Usry is currently in the United Kingdom working with the heavy metal band Slipknot, a popular band from Iowa formed in 1995. Throughout his time as a specialist engineer he has traveled around the world and encountered a life not many get to experience.

“It’s hard to describe what it’s like until two months in a bus have flashed by,” Usry said. “You hear and you see these pop stars and you think, ‘Life is kinda weird.’ Like they just want to have a good time.”

Before starting his career, he was a North student, working in the backgrounds of drama club performances here at school. As part of the tech crew for the shows he was as proud as the cast members to show off the final product.

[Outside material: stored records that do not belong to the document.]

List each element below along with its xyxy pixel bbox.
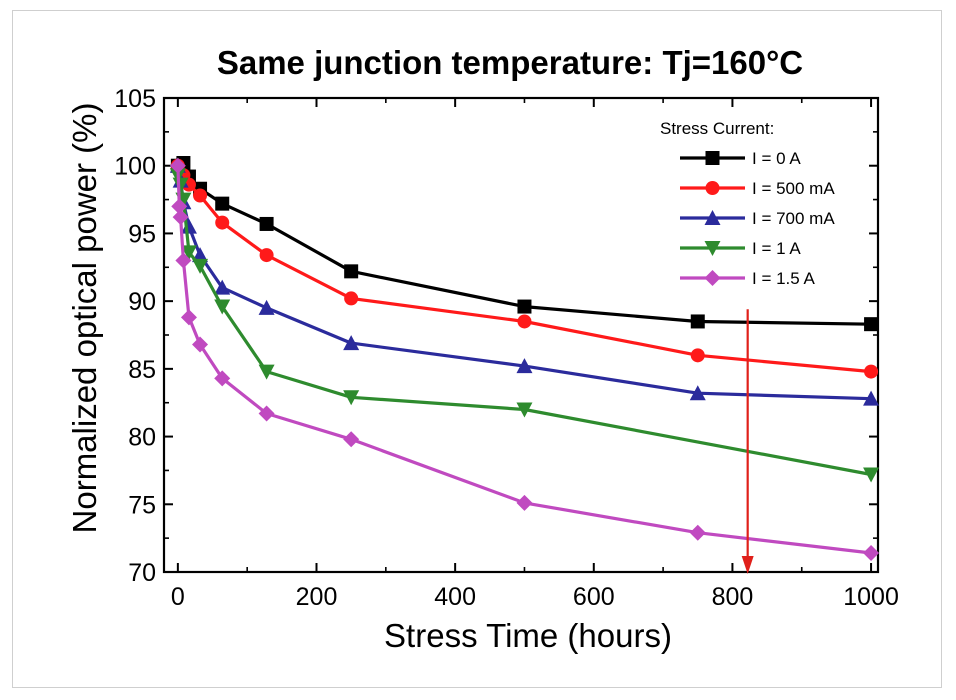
arrow-head bbox=[741, 556, 754, 574]
data-point bbox=[192, 258, 209, 274]
y-tick-label: 70 bbox=[128, 559, 156, 587]
data-point bbox=[517, 314, 532, 329]
y-tick-label: 75 bbox=[128, 491, 156, 519]
series-5 bbox=[169, 157, 880, 562]
figure-frame bbox=[12, 10, 942, 688]
data-point bbox=[172, 209, 189, 226]
data-point bbox=[192, 247, 209, 263]
data-point bbox=[689, 385, 706, 401]
data-point bbox=[516, 402, 533, 418]
legend-label: I = 0 A bbox=[752, 149, 801, 168]
data-point bbox=[863, 545, 880, 562]
series-line bbox=[176, 174, 872, 477]
legend-marker bbox=[705, 151, 720, 165]
data-point bbox=[180, 309, 197, 326]
y-tick-label: 100 bbox=[114, 153, 156, 181]
data-point bbox=[258, 364, 275, 380]
data-point bbox=[689, 524, 706, 541]
legend-item: I = 1.5 A bbox=[680, 269, 816, 288]
legend-item: I = 1 A bbox=[680, 239, 801, 258]
data-point bbox=[214, 299, 231, 315]
data-point bbox=[214, 370, 231, 387]
legend-marker bbox=[704, 241, 721, 256]
y-tick-label: 90 bbox=[128, 288, 156, 316]
y-tick-label: 80 bbox=[128, 424, 156, 452]
legend-item: I = 700 mA bbox=[680, 209, 835, 228]
x-tick-label: 200 bbox=[296, 583, 338, 611]
data-point bbox=[344, 264, 359, 279]
data-point bbox=[215, 196, 230, 211]
data-point bbox=[864, 317, 879, 332]
x-tick-label: 0 bbox=[171, 583, 185, 611]
legend: Stress Current: I = 0 A I = 500 mA I = 700… bbox=[660, 119, 835, 288]
legend-label: I = 1.5 A bbox=[752, 269, 816, 288]
data-point bbox=[171, 198, 188, 215]
data-point bbox=[180, 218, 197, 234]
legend-label: I = 1 A bbox=[752, 239, 801, 258]
data-point bbox=[259, 216, 274, 231]
x-tick-label: 800 bbox=[712, 583, 754, 611]
y-tick-label: 85 bbox=[128, 356, 156, 384]
x-axis-label: Stress Time (hours) bbox=[384, 617, 672, 654]
x-tick-label: 1000 bbox=[843, 583, 899, 611]
data-point bbox=[343, 335, 360, 351]
legend-marker bbox=[704, 270, 721, 286]
data-point bbox=[193, 188, 208, 203]
data-point bbox=[175, 252, 192, 269]
data-point bbox=[343, 390, 360, 406]
trend-arrow bbox=[741, 309, 754, 574]
data-point bbox=[863, 467, 880, 483]
data-point bbox=[169, 157, 186, 174]
data-point bbox=[863, 390, 880, 406]
data-point bbox=[516, 358, 533, 374]
data-point bbox=[192, 336, 209, 353]
data-point bbox=[258, 405, 275, 422]
data-point bbox=[517, 299, 532, 314]
legend-item: I = 0 A bbox=[680, 149, 801, 168]
data-point bbox=[214, 279, 231, 295]
legend-marker bbox=[705, 181, 720, 195]
data-point bbox=[343, 431, 360, 448]
legend-label: I = 500 mA bbox=[752, 179, 835, 198]
data-point bbox=[172, 177, 189, 193]
legend-label: I = 700 mA bbox=[752, 209, 835, 228]
data-point bbox=[690, 314, 705, 329]
x-tick-label: 400 bbox=[434, 583, 476, 611]
data-point bbox=[259, 248, 274, 263]
data-point bbox=[864, 364, 879, 379]
data-point bbox=[215, 215, 230, 230]
legend-title: Stress Current: bbox=[660, 119, 774, 138]
data-point bbox=[516, 494, 533, 511]
y-tick-label: 95 bbox=[128, 220, 156, 248]
data-point bbox=[180, 245, 197, 261]
y-tick-label: 105 bbox=[114, 85, 156, 113]
legend-marker bbox=[704, 210, 721, 225]
data-point bbox=[258, 299, 275, 315]
chart-title: Same junction temperature: Tj=160°C bbox=[217, 44, 803, 81]
legend-item: I = 500 mA bbox=[680, 179, 835, 198]
data-point bbox=[690, 348, 705, 363]
y-axis-label: Normalized optical power (%) bbox=[66, 103, 103, 534]
data-point bbox=[344, 291, 359, 306]
x-tick-label: 600 bbox=[573, 583, 615, 611]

“It makes my mom embarrassed, but I remember telling her, you gotta check [this performance] out,” Usry said. “My mom didn’t get it. She came up to me afterwards and told me, ‘Well, can you tell me when you’re in the play.’ It’s fun to go from that to the touring side of it.”

Even then his teachers could tell that he was meant to be in the technology field. He worked hard on the drama performances and pushed himself towards success. This showed itself inside and outside of the classroom.

“Chase was a very mature and likeable kid,” English teacher Shelly Parks said. “He was into and good with technology, even though we didn’t have Chromebooks back then. He liked to mess with computers.”

His teachers and peers may have seen the potential even then, but it was hard for Chase to look at himself objectively, and see what he would best be able to do for the rest of his life.

“I got lucky,” Usry said. “I didn’t have any idea [what I wanted to do]. I knew I would succeed with whatever I tried, but I was aimless.”

To Usry, FHN was simply a stepping stone to the future and not necessarily the college preparation it is for many current high school students.

“At the very least I was pushing myself out of having good friends,“ Usry said. “[FHN] prepared me to get out of high school. [I was] only thinking about the future and not my high school career.”

As a sound engineer, Usry has worked for many artists’ shows before. But it’s not all glamorous. He still has to get up early, check the sound, time delays, just like any other job.

“You hear the big name and assume it’s cool, but 60 percent of my day is pulling dirty cables out of dirty boxes,” Usry said. “It’s not all that flashy. Now I see shows as just happening. It’s like going to work.”